(Adds background on electric car strategies of luxury auto
makers, Tesla Motors)
By Joseph White and Edward Taylor
Sept 30 German luxury auto maker BMW AG
said on Friday it will offer all electric versions of
its next generation BMW X3 compact sport utility vehicle and
electric Mini models, expanding its entries in the emerging
electric luxury vehicle market.
BMW confirmed a report earlier Friday by Bloomberg News.
Reuters reported on Sept. 9 that top BMW executives were
skipping Paris auto show events this week to resolve differences
over electric vehicle strategy and chart a new electric product
offensive, including a possible electric Mini.
The electric Mini is expected to debut in about three years,
company officials said.
BMW faces increasing pressure from German rivals Daimler AG
and Volkswagen AG as well as Tesla Motors
Inc of the United States, which have outlined
aggressive plans to court affluent buyers - and respond to
regulators - with new electric vehicles.
BMW moved earlier than its German rivals to field innovative
electric cars, launching the BMW i3 battery-powered city car in
2013 with a lightweight body made of carbon fiber instead of
steel or aluminum. However, the i3 and the plug-in hybrid i8
have been slow sellers.
Meanwhile, Tesla is aiming for sales of 80,000 or more
electric sedans and sport utility vehicles this year, and has
said that nearly 400,000 would-be buyers have placed
reservations for its Model 3 sedan.
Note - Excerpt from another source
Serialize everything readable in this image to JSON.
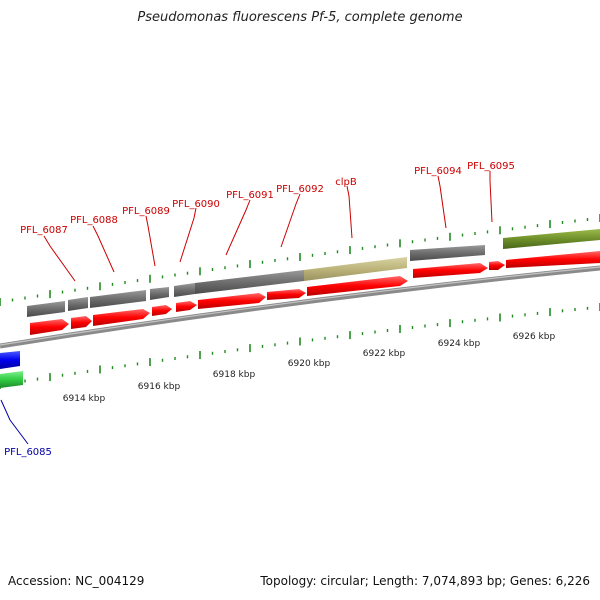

Tesla Chief Executive Elon
Musk has said he is targeting a July 2017 launch for the Model
Daimler and VW used this week's Paris auto show to promote
plans to launch new waves of electric vehicles.
Germany's luxury car champions face a convergence of
pressure to embrace electric vehicles from regulatory mandates
and from Tesla's success at winning affluent consumers to the
idea of premium electric vehicles.
In the United States, California and several other states
have adopted escalating quotas for sales of electric vehicles.
California's goal is that 15 per cent of vehicles sold in the
state in 2025 would be battery-powered.
Policymakers in China, the world's largest vehicle market, and
Europe are also calling for more electric vehicles.